Thursday, August 4, 2011

Exuma: Stocking Island Pig Roast


It's early August which means, Dad's birthday in Exuma! I actually thought I would get through this year's trip without blogging. I figured you knew it all; dinners at Houseman's, lobster rolls in our massive silly kitchen...

Exuma will always surprise me. Last year we "discovered" the Stocking Island Sunday pig roasts which you may remember we loved. Even Jack, who was a bit surly at being called from the back 9, ended up enjoying his peas n' rice, mac n' cheese, candied carrots, and succulent pork doused in florescent sauce.

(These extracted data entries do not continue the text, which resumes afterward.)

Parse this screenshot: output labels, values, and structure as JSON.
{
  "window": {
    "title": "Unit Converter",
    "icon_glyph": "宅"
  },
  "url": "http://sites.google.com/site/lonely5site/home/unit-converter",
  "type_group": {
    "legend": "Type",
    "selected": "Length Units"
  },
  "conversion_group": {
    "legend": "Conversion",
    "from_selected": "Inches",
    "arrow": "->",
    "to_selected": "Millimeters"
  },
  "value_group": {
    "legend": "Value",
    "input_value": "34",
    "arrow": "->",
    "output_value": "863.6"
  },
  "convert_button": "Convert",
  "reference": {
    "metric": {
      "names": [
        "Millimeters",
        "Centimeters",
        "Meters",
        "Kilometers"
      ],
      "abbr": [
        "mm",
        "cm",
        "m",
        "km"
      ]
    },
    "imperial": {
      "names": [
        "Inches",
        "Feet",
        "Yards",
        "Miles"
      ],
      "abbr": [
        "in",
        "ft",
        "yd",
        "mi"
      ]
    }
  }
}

We are down much longer this year. There will be two pig roasts for me. Sunday, Jack and I disembarked from the plane, filled out forms as quickly as possible, and tried to ignore the chattering Sandals folks in line with us. "I hear there is a pig roast on Sundays on an island where you have to take a boat!" Luckily, all agreed that they would check in at their snazzy spot, and then go in search of Bahama-roast pork. Jack and I threw our belongings in the trunk of our rickety rental and headed straight for George Town. There, we changed in the deserted parking lot, hopped on Elvis's water taxi and were off for drinks and bliss.

Elvis remembered us from last year (he was the sage who advised that I stop swimming across Emerald Bay in the warm summer waters that attract carnivorous wildlife) and we fell easily to chatting.

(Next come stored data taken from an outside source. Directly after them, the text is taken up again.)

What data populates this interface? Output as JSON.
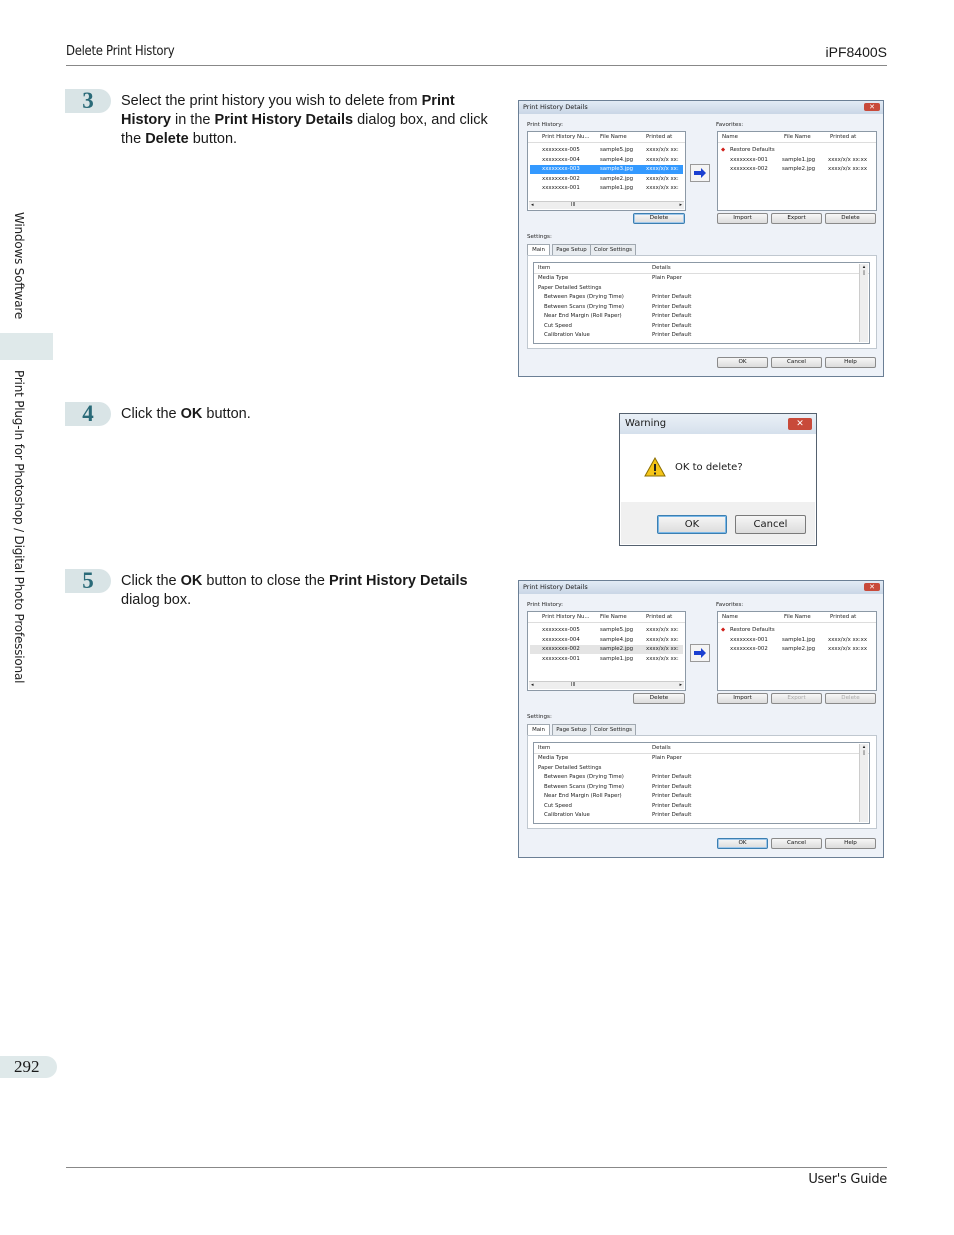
{
  "header": {
    "section": "Delete Print History",
    "model": "iPF8400S"
  },
  "sidebar": {
    "top": "Windows Software",
    "bottom": "Print Plug-In for Photoshop / Digital Photo Professional"
  },
  "steps": [
    {
      "num": "3",
      "parts": [
        "Select the print history you wish to delete from ",
        "Print History",
        " in the ",
        "Print History Details",
        " dialog box, and click the ",
        "Delete",
        " button."
      ]
    },
    {
      "num": "4",
      "parts": [
        "Click the ",
        "OK",
        " button."
      ]
    },
    {
      "num": "5",
      "parts": [
        "Click the ",
        "OK",
        " button to close the ",
        "Print History Details",
        " dialog box."
      ]
    }
  ],
  "dialog1": {
    "title": "Print History Details",
    "print_history_label": "Print History:",
    "favorites_label": "Favorites:",
    "history_cols": [
      "Print History Nu...",
      "File Name",
      "Printed at"
    ],
    "history_rows": [
      [
        "xxxxxxxx-005",
        "sample5.jpg",
        "xxxx/x/x xx:"
      ],
      [
        "xxxxxxxx-004",
        "sample4.jpg",
        "xxxx/x/x xx:"
      ],
      [
        "xxxxxxxx-003",
        "sample3.jpg",
        "xxxx/x/x xx:"
      ],
      [
        "xxxxxxxx-002",
        "sample2.jpg",
        "xxxx/x/x xx:"
      ],
      [
        "xxxxxxxx-001",
        "sample1.jpg",
        "xxxx/x/x xx:"
      ]
    ],
    "fav_cols": [
      "Name",
      "File Name",
      "Printed at"
    ],
    "fav_rows": [
      [
        "Restore Defaults",
        "",
        ""
      ],
      [
        "xxxxxxxx-001",
        "sample1.jpg",
        "xxxx/x/x xx:xx"
      ],
      [
        "xxxxxxxx-002",
        "sample2.jpg",
        "xxxx/x/x xx:xx"
      ]
    ],
    "delete": "Delete",
    "import": "Import",
    "export": "Export",
    "fav_delete": "Delete",
    "settings_label": "Settings:",
    "tabs": [
      "Main",
      "Page Setup",
      "Color Settings"
    ],
    "settings_cols": [
      "Item",
      "Details"
    ],
    "settings_rows": [
      [
        "Media Type",
        "Plain Paper"
      ],
      [
        "Paper Detailed Settings",
        ""
      ],
      [
        "  Between Pages (Drying Time)",
        "Printer Default"
      ],
      [
        "  Between Scans (Drying Time)",
        "Printer Default"
      ],
      [
        "  Near End Margin (Roll Paper)",
        "Printer Default"
      ],
      [
        "  Cut Speed",
        "Printer Default"
      ],
      [
        "  Calibration Value",
        "Printer Default"
      ]
    ],
    "ok": "OK",
    "cancel": "Cancel",
    "help": "Help",
    "scroll_mark": "III"
  },
  "dialog2": {
    "history_rows": [
      [
        "xxxxxxxx-005",
        "sample5.jpg",
        "xxxx/x/x xx:"
      ],
      [
        "xxxxxxxx-004",
        "sample4.jpg",
        "xxxx/x/x xx:"
      ],
      [
        "xxxxxxxx-002",
        "sample2.jpg",
        "xxxx/x/x xx:"
      ],
      [
        "xxxxxxxx-001",
        "sample1.jpg",
        "xxxx/x/x xx:"
      ]
    ]
  },
  "warning": {
    "title": "Warning",
    "message": "OK to delete?",
    "ok": "OK",
    "cancel": "Cancel"
  },
  "page_number": "292",
  "footer": "User's Guide"
}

Unexpected was the detail with which he could describe the making of the Stocking Island Pig Roast mac n' cheese. Since my untrained palate detected the same satisfying consistency in all Exuman mac n' cheese, I thought it came from the same tin or box. No. But the method of production is similar enough to give you that impression. After giving us the basic run-down (macaroni boiled, cheese grated, cooked in the baker...code for "oven"), Elvis told us that they cook would give further details if we asked.

The sand was warm on our feet when we landed and we walked gleefully up to the Chat n' Chill bar, ordered our Pig Roast tickets and two Rum Punches ($56!) and felt the Exuman calm wash over us.

The only people in line, it still took a while for anyone to give us food. Sense of urgency varies around here. Then, as the cook scooped, shoveled and shoved each item onto our plate, I asked about the mac n' cheese. "Elvis, from the water taxi, says that you make the mac n' cheese from scratch..." I began. She replied, "yes." and that was it. I shrugged and Jack and I exchanged a giggle under our breaths.

It was a full sixty seconds before she began, quietly and slowly to describe in painstaking detail the lengths to which the cook goes to make this mac n' cheese. 5:30am arrival, water, onions & sweet peppers boiled with salt, taste, macaroni, boil & taste, mixed with grated cheese, laid in pan, white cheese grated on top, put in baker. She smiled carefully and then said, "do not forget the sauce for your pork!" No need, florescent yellow sauce was ladled in abundance on our meat.

Lemmie tell you, when we sat down at a massive picnic table, we could taste each loving step of that mac n' cheese and I was horrified at myself. How could I have ever thought that this required side dish was the same and all from a tin?! What is wrong with me?!

Jack and I splashed around in the small sound behind the Chat n' Chill before heading to the taxi dock. Everyone from our plane was disembarking as we nimbly hopped into the now empty boat with Elvis.

At our hotel, we found Mom and Dad already installed at the bar and a Dilly Crab waiting territorially to guard our patio.

I still didn't think you'd be getting posts though. It was all familiar, all as it should be.